Leaving college football behind was something Johnson had been thinking about for a while. Two years ago, he partnered with three other owners in another Culver's franchise in Nashville. Six months ago, one of those partners asked Johnson to run another location in town. He hesitated initially but came back to the idea after signing day in February.

"For me, I had to make a choice," Johnson said. "What kind of dad did I want to be? What kind of coach had I become? It had nothing to do with my wife. My wife didn't say, 'I want you home,' and all that. It was just my personal choice. It's just hard when you're always chasing 16- and 17-year-old kids."

Johnson is now in the middle of an intense 16-week training course at ButterBurger University in Madison, Wisconsin, where he spends his time studying the Culver's playbook on how to run a franchise.

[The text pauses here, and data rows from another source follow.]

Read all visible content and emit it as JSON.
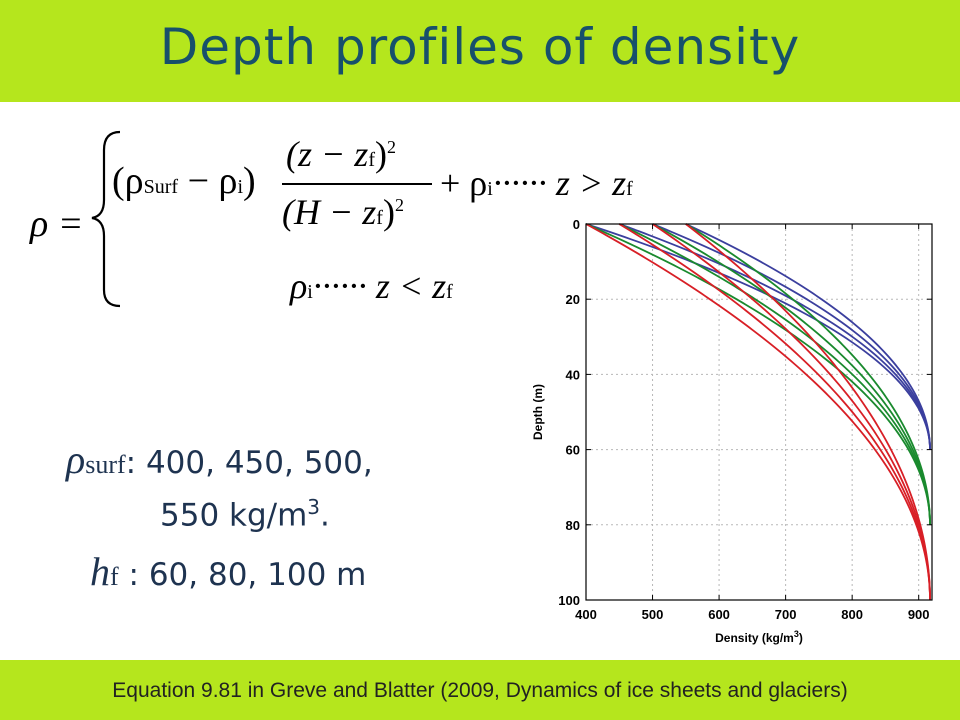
{
  "slide": {
    "title": "Depth profiles of density",
    "footer": "Equation 9.81 in Greve and Blatter (2009, Dynamics of ice sheets and glaciers)"
  },
  "equation": {
    "lhs": "ρ =",
    "case1_factor": "(ρ",
    "case1_factor_sub": "Surf",
    "case1_minus": " − ρ",
    "case1_minus_sub": "i",
    "case1_close": ")",
    "numerator": "(z − z",
    "numerator_sub": "f",
    "numerator_close": ")",
    "numerator_exp": "2",
    "denominator": "(H − z",
    "denominator_sub": "f",
    "denominator_close": ")",
    "denominator_exp": "2",
    "plus": "+ ρ",
    "plus_sub": "i",
    "case1_condition": "······ z > z",
    "case1_condition_sub": "f",
    "case2_value": "ρ",
    "case2_value_sub": "i",
    "case2_condition": "······ z < z",
    "case2_condition_sub": "f"
  },
  "params": {
    "rho_symbol": "ρ",
    "rho_sub": "surf",
    "rho_values": ": 400, 450, 500,",
    "rho_values_2": "550 kg/m",
    "rho_values_2_sup": "3",
    "rho_values_2_end": ".",
    "h_symbol": "h",
    "h_sub": "f",
    "h_values": " : 60, 80, 100 m"
  },
  "chart_data": {
    "type": "line",
    "title": "",
    "xlabel": "Density (kg/m",
    "xlabel_sup": "3",
    "xlabel_end": ")",
    "ylabel": "Depth (m)",
    "xlim": [
      400,
      920
    ],
    "ylim": [
      0,
      100
    ],
    "y_inverted": true,
    "x_ticks": [
      400,
      500,
      600,
      700,
      800,
      900
    ],
    "y_ticks": [
      0,
      20,
      40,
      60,
      80,
      100
    ],
    "grid": true,
    "rho_ice": 917,
    "depth_total_H": 100,
    "model": "rho = (rho_surf - rho_i) * (z - z_f)^2 / (H - z_f)^2 + rho_i, z measured upward from bed, depth = H - z, firn thickness h_f = H - z_f",
    "series": [
      {
        "rho_surf": 400,
        "h_f": 60,
        "color": "#3b3f9e"
      },
      {
        "rho_surf": 450,
        "h_f": 60,
        "color": "#3b3f9e"
      },
      {
        "rho_surf": 500,
        "h_f": 60,
        "color": "#3b3f9e"
      },
      {
        "rho_surf": 550,
        "h_f": 60,
        "color": "#3b3f9e"
      },
      {
        "rho_surf": 400,
        "h_f": 80,
        "color": "#1a8a2e"
      },
      {
        "rho_surf": 450,
        "h_f": 80,
        "color": "#1a8a2e"
      },
      {
        "rho_surf": 500,
        "h_f": 80,
        "color": "#1a8a2e"
      },
      {
        "rho_surf": 550,
        "h_f": 80,
        "color": "#1a8a2e"
      },
      {
        "rho_surf": 400,
        "h_f": 100,
        "color": "#d81f26"
      },
      {
        "rho_surf": 450,
        "h_f": 100,
        "color": "#d81f26"
      },
      {
        "rho_surf": 500,
        "h_f": 100,
        "color": "#d81f26"
      },
      {
        "rho_surf": 550,
        "h_f": 100,
        "color": "#d81f26"
      }
    ]
  }
}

"One of the things that [former Iowa defensive coordinator] Norm Parker taught me after being around him for 18, 19 years, is that you should try to find a way to give back to the game," Johnson said. "Norm was always a guy trying to find ways he could give something back. He was never looking for what can the game do for him. There's so much now with the way social media has built up, the young coaches see what the fans want to see and go out there in their Ray-Bans or whatever and try to see what the game can give to them, rather than what they can give to it."

So the guy who helped Iowa secure a top-10 recruiting class in 2005 and landed future first-round NFL pick Adrian Clayborn in 2006, decided it was time leave the Iowa family and join the Culver's family.

"It was one of the hardest things I've had to do," Johnson said. "Coaching is the greatest profession in the world. I told [Ferentz] that [Culver's] was so similar to how we do things at Iowa. If it was only going to be what the baselines are, how do you make profits and all that and don't worry about anything else, that's not what I would have wanted to get into. It's going to be a competition and a challenge for me every day."

He'll have the competitive aspect, just without a side of recruiting craziness.